Analysts Monday warned of risks still looming for real estate and the larger economy if and when all planned tariffs are enacted. Oxford Economics noted that even if tariffs get watered down and eventually lifted, new protectionist trade measures are expected to cut recent growth in both residential and commercial development during 2025.

The research firm projected that planned tariffs by themselves could bring down residential investment growth rates by at least 1 percentage point from 2024, and reduce commercial investment growth by 1.6 percentage points.

“No matter how this trade war unfolds, there will be pockets of resilience as spillovers from artificial intelligence support data-center construction, and solid finances guard against the risks to state and local government investment,” Bernard Yaros, lead U.S. economist at Oxford Economics, said in a statement.

The Commerce Department reported Monday that total U.S. spending on residential and commercial construction projects topped $2.1 trillion for full-year 2024, up 6.5% from 2023. Total spending for the month of December rose 0.5% from the prior month and increased 4.3% from December 2023.

Trump’s decision to delay the planned Mexico tariff at least partially calmed stock markets after a significant selloff in early trading Monday. Most major U.S. stock indexes closed for the day down less than 1%, though the Nasdaq exchange declined 1.2%. The Canada delay was announced after the close of trading.

Restaurants stay in expansion mode

U.S. restaurant performance declined in December for the first time in five months, though operators overall ended 2024 with plans for expansion, according to the latest survey tracking by the National Restaurant Association.

The trade group’s latest performance index, gauging operators’ views of current and future business conditions, posted at 100.1 for December. That was down 1 percentage point from November, though numbers above 100 indicate the industry is in expansion mode.

Gauging factors such as same-store sales, foot traffic and labor and capital spending, December’s decline in the restaurant group index came after four consecutive monthly gains. Still, 49% of surveyed operators said they made capital investments for equipment, expansion or remodeling during the prior three months, the highest survey reading in five months.

Also, 55% said they planned to make capital investments during the next six months, the highest reading since the February 2024 survey period. “Looking ahead, restaurant operators have a generally positive outlook for business conditions,” the trade group said in a statement.

The past year was a challenging one for several restaurant chains and regional franchisees, as operators responded to rising costs and slowing sales with various financial moves.
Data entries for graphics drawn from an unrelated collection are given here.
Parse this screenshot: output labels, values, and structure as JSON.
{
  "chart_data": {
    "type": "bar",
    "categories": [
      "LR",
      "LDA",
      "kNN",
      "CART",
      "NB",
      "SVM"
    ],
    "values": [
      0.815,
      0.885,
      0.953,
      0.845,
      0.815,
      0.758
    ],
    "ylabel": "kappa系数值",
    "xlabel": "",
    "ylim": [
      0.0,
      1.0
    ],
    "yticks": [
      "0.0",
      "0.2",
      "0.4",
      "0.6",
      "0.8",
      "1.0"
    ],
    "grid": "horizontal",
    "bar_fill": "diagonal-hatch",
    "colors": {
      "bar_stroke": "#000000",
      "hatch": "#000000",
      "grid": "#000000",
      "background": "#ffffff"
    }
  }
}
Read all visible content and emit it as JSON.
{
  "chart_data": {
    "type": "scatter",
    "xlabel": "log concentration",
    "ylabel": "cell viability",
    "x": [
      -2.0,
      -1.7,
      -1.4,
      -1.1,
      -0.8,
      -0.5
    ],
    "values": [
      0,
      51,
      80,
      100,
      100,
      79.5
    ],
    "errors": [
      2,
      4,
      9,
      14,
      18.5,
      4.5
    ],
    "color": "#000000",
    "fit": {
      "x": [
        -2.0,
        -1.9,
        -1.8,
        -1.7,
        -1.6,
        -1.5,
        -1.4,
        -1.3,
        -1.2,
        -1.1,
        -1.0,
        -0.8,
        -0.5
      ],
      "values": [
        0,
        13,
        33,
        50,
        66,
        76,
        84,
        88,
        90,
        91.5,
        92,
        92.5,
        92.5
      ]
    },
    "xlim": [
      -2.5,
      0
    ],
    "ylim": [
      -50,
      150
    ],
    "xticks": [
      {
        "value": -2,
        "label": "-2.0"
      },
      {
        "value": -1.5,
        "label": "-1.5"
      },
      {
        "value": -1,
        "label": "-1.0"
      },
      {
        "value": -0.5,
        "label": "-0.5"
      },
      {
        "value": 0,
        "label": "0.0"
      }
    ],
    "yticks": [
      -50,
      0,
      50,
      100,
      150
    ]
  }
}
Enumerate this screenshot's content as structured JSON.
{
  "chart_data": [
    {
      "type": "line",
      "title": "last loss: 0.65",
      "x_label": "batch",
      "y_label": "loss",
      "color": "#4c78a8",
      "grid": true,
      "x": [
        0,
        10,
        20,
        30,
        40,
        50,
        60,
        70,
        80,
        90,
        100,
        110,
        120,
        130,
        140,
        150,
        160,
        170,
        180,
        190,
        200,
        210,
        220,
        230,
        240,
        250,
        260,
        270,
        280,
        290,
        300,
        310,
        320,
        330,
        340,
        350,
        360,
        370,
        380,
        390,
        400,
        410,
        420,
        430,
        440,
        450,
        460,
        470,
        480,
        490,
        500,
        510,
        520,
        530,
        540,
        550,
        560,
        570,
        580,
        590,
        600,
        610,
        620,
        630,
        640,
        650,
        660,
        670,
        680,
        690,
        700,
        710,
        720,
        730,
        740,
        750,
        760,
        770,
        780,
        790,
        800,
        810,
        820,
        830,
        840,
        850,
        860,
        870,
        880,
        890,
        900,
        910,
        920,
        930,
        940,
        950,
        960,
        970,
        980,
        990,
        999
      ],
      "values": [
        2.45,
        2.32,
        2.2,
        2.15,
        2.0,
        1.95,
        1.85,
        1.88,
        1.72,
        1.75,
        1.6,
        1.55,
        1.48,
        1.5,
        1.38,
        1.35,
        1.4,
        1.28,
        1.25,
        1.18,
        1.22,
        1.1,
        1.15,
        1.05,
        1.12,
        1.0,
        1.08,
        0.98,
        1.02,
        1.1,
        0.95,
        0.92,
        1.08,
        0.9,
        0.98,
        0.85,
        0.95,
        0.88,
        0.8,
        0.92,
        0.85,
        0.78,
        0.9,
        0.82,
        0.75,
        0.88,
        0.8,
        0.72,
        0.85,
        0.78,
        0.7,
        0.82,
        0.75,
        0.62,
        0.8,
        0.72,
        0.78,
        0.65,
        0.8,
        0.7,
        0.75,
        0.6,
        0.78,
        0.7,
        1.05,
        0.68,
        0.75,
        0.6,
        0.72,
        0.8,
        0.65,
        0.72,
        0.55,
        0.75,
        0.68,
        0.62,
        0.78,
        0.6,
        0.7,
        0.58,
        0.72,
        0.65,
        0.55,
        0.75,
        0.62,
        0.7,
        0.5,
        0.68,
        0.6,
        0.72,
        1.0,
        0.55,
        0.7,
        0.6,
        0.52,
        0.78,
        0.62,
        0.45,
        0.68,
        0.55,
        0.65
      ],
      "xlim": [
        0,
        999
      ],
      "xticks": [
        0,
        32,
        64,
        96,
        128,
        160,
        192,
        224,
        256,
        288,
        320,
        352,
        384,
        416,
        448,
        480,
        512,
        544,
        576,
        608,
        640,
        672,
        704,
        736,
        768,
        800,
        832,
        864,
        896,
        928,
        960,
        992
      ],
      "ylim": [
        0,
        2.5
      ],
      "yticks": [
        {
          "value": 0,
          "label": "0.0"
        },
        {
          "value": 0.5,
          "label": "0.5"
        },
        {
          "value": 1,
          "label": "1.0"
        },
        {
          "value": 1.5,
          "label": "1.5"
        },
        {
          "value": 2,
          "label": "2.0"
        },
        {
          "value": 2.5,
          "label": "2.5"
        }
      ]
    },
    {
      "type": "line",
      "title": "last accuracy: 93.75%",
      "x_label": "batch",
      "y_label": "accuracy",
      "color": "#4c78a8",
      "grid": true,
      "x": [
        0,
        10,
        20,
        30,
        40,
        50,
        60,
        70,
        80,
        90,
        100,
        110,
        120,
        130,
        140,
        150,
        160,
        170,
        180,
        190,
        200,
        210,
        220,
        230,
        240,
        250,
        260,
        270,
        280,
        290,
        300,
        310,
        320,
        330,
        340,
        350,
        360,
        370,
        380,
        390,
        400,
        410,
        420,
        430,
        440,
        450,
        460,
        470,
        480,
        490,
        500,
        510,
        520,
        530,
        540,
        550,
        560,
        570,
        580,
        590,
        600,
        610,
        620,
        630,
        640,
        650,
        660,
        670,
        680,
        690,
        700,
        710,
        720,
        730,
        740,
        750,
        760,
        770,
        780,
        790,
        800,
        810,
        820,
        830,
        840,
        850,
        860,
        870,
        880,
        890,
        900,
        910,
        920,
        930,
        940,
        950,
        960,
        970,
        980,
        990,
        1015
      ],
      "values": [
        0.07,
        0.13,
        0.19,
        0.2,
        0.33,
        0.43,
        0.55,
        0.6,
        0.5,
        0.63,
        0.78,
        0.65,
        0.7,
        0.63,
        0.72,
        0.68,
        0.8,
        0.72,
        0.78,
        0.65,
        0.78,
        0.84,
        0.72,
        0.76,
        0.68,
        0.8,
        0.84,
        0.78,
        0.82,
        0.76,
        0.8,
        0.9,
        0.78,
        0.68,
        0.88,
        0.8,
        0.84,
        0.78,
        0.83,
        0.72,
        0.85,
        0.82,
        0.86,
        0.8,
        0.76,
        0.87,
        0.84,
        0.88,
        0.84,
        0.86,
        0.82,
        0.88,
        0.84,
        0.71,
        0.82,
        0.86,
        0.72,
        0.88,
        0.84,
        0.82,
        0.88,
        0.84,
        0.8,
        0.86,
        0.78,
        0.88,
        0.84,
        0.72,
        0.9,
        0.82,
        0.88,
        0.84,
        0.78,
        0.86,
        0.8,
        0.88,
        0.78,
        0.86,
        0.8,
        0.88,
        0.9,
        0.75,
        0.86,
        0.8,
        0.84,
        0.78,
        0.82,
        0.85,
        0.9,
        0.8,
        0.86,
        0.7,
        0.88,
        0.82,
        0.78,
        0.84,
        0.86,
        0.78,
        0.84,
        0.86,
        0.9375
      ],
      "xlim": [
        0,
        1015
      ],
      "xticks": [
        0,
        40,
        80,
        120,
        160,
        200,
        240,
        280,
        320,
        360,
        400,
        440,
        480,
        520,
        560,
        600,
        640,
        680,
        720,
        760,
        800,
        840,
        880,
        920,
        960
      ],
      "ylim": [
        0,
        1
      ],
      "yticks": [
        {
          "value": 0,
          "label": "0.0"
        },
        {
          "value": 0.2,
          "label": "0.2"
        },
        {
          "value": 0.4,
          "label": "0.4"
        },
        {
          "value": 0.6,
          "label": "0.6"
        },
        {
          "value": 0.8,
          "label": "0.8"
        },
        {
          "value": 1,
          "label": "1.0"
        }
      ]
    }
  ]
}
Those included job reductions, location closings and bankruptcy filings.

Real estate CEO departures rise

There were 53 CEO turnovers at U.S. real estate-focused companies during 2024, more than doubling the 25 for 2023, but those exits were just a tiny fraction of the total 2,221 changeovers across multiple industries, according to Challenger, Gray & Christmas.

Overall CEO departures topped 2023 by 16% and marked a record in 22 years of tracking by the outplacement firm. Changeovers were led in 2024 by the government and nonprofit category with 493, followed by healthcare at 277, technology at 226, and entertainment and leisure at 155.

“The environment of economic, political, and regulatory uncertainty that prevailed in 2024 certainly led to many CEO exits,” Senior Vice President Andrew Challenger said in a statement. “With that as a backdrop, we also saw rapid technological advancement and boards that were laser focused on efficiency and productivity.”

That was especially true at publicly traded companies, where CEO turnovers hit a record 373 in 2024, up 24% from 2023 and also beating the prior record of 312 in 2019. “If CEOs were perceived to be lacking, they were not tolerated,” Challenger said.

Among other industries tied to commercial and residential real estate, financial services had 112 CEO exits in 2024, down from 116 in 2023; construction had 39, up from 25; and retail had 40, down from 52.